Quando o Supremo Tribunal Federal (STF) declarou inconstitucionais as emendas de relator em 2022, parecia que uma das mais controversas experiências orçamentárias da história recente do País havia chegado ao fim. O mecanismo que permitia a distribuição bilionária de recursos públicos sem critérios claros de rastreabilidade ou identificação dos padrinhos políticos foi declarado morto. Três anos e meio depois, porém, os fatos contam outra história. O orçamento secreto não morreu. Mudou de aparência, mas sua lógica fundamental permaneceu viva e continua influenciando a relação entre Executivo e Congresso.
Pagamentos relâmpagos de R$ 7,7 bilhões
Reportagem publicada pelo Valor na semana passada mostra como essa lógica continua funcionando. Em apenas sete dias, o governo federal desembolsou R$ 7,7 bilhões em restos a pagar das antigas emendas de relator (RP-9), justamente o instrumento que esteve no centro das críticas de juristas, órgãos de controle e do próprio presidente Luiz Inácio Lula da Silva.
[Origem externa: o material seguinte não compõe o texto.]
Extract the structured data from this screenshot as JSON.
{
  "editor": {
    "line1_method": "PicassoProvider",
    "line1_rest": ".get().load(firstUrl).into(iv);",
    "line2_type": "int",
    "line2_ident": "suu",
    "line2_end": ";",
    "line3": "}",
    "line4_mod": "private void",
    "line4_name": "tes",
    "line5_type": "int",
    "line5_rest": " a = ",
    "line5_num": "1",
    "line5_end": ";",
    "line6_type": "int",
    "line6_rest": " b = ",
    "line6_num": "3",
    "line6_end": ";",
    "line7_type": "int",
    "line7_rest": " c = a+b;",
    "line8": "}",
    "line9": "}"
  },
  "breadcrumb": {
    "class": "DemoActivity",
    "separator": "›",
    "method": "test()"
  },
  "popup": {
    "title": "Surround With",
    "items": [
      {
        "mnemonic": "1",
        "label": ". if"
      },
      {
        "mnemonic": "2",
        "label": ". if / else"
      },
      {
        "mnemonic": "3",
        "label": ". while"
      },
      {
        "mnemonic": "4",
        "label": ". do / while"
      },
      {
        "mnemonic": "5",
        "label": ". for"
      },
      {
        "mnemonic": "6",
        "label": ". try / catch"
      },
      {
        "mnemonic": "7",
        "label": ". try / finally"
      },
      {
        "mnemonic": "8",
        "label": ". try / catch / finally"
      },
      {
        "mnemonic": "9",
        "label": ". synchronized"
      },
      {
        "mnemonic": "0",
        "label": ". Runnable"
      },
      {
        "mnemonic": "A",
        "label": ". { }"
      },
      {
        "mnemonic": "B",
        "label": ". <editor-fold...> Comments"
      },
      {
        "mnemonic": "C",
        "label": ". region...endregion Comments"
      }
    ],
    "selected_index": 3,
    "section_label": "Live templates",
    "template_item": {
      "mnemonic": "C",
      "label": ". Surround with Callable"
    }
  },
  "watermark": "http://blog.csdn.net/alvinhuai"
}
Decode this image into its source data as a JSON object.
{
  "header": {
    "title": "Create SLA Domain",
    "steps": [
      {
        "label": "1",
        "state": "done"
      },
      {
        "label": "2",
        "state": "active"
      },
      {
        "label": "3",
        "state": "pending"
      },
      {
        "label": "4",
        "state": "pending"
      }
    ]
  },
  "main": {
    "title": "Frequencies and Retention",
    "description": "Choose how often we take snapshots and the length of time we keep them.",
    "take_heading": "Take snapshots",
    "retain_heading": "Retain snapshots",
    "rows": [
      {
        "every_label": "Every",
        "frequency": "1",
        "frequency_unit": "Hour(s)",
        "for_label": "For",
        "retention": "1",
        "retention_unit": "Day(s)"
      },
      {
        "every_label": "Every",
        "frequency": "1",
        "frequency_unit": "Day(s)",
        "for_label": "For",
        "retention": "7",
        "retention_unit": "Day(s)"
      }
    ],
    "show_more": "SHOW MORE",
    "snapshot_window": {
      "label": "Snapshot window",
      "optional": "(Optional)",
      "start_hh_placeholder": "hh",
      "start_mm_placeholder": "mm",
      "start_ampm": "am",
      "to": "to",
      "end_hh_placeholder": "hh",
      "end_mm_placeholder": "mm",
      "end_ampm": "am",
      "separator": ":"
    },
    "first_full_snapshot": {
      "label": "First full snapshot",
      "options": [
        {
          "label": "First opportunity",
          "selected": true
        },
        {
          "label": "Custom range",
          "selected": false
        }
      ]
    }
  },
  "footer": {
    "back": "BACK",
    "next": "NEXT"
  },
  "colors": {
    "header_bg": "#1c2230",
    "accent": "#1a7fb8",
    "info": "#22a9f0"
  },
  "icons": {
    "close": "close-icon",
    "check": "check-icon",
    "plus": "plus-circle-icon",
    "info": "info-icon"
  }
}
O pagamento ocorreu num momento em que deputados e senadores pressionavam o Planalto pela liberação de recursos às vésperas das eleições.
Pressão política e acordos de bastidores
A aceleração coincidiu também com uma semana de forte pressão política sobre o governo, marcada pelo avanço da proposta que extingue a escala 6x1 e pela cobrança de parlamentares pelo cumprimento de acordos firmados nos bastidores. Segundo o Valor, líderes partidários vinham demonstrando preocupação com o ritmo das liberações e exigindo a execução dos compromissos assumidos pelo Executivo. Isso não significa que votos tenham sido comprados por meio das emendas de forma literal. Significa, porém, que a distribuição de recursos públicos continua sendo uma das principais moedas da governabilidade em Brasília.
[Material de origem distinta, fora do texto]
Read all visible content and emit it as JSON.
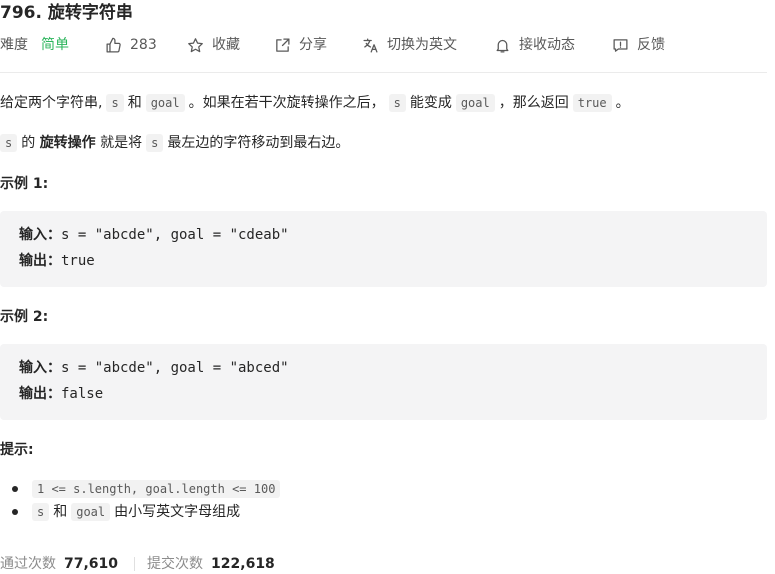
{
  "problem": {
    "title": "796. 旋转字符串"
  },
  "toolbar": {
    "difficulty_label": "难度",
    "difficulty_value": "简单",
    "like_count": "283",
    "favorite_label": "收藏",
    "share_label": "分享",
    "switch_lang_label": "切换为英文",
    "notify_label": "接收动态",
    "feedback_label": "反馈"
  },
  "description": {
    "p1_a": "给定两个字符串,",
    "code_s": "s",
    "and": "和",
    "code_goal": "goal",
    "p1_b": "。如果在若干次旋转操作之后，",
    "p1_c": "能变成",
    "p1_d": "，那么返回",
    "code_true": "true",
    "p1_e": "。",
    "p2_a": "的",
    "p2_bold": "旋转操作",
    "p2_b": "就是将",
    "p2_c": "最左边的字符移动到最右边。"
  },
  "examples": [
    {
      "heading": "示例 1:",
      "input_label": "输入：",
      "input_value": "s = \"abcde\", goal = \"cdeab\"",
      "output_label": "输出：",
      "output_value": "true"
    },
    {
      "heading": "示例 2:",
      "input_label": "输入：",
      "input_value": "s = \"abcde\", goal = \"abced\"",
      "output_label": "输出：",
      "output_value": "false"
    }
  ],
  "hints": {
    "heading": "提示:",
    "item1_code": "1 <= s.length, goal.length <= 100",
    "item2_s": "s",
    "item2_and": "和",
    "item2_goal": "goal",
    "item2_text": "由小写英文字母组成"
  },
  "stats": {
    "accepted_label": "通过次数",
    "accepted_value": "77,610",
    "submitted_label": "提交次数",
    "submitted_value": "122,618"
  },
  "colors": {
    "easy": "#2db55d",
    "code_bg": "#f2f2f2",
    "example_bg": "#f4f4f5"
  }
}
Governabilidade e dependência do Congresso
A decisão de acelerar os pagamentos ocorreu em meio à pressão de parlamentares por recursos e à necessidade permanente do governo de administrar sua relação com o Congresso. Isso ajuda a explicar por que um instrumento tão criticado nos discursos segue tão valorizado na prática.
Ao longo da última década, o Congresso ampliou progressivamente seu controle sobre parcelas cada vez maiores do Orçamento federal. Em valores corrigidos pela inflação, o montante destinado às emendas parlamentares saltou de cerca de R$ 17 bilhões em 2015 para mais de R$ 50 bilhões atualmente. Nenhum governo conseguiu reverter essa trajetória. Todos acabaram se adaptando a ela.
Engenhosidade institucional e falta de transparência
Também não se pode ignorar a engenhosidade institucional que permitiu a sobrevivência desse sistema. Parte dos recursos originalmente vinculados às antigas RP-9 foi absorvida por outras rubricas orçamentárias, especialmente despesas discricionárias executadas pelos ministérios. Formalmente, deixaram de existir como emendas de relator. Na prática, continuaram frequentemente associadas a indicações parlamentares e negociações políticas. A mudança produziu um paradoxo: recursos antes criticados pela falta de transparência passaram, em alguns casos, a circular por mecanismos igualmente difíceis de rastrear pelo cidadão comum.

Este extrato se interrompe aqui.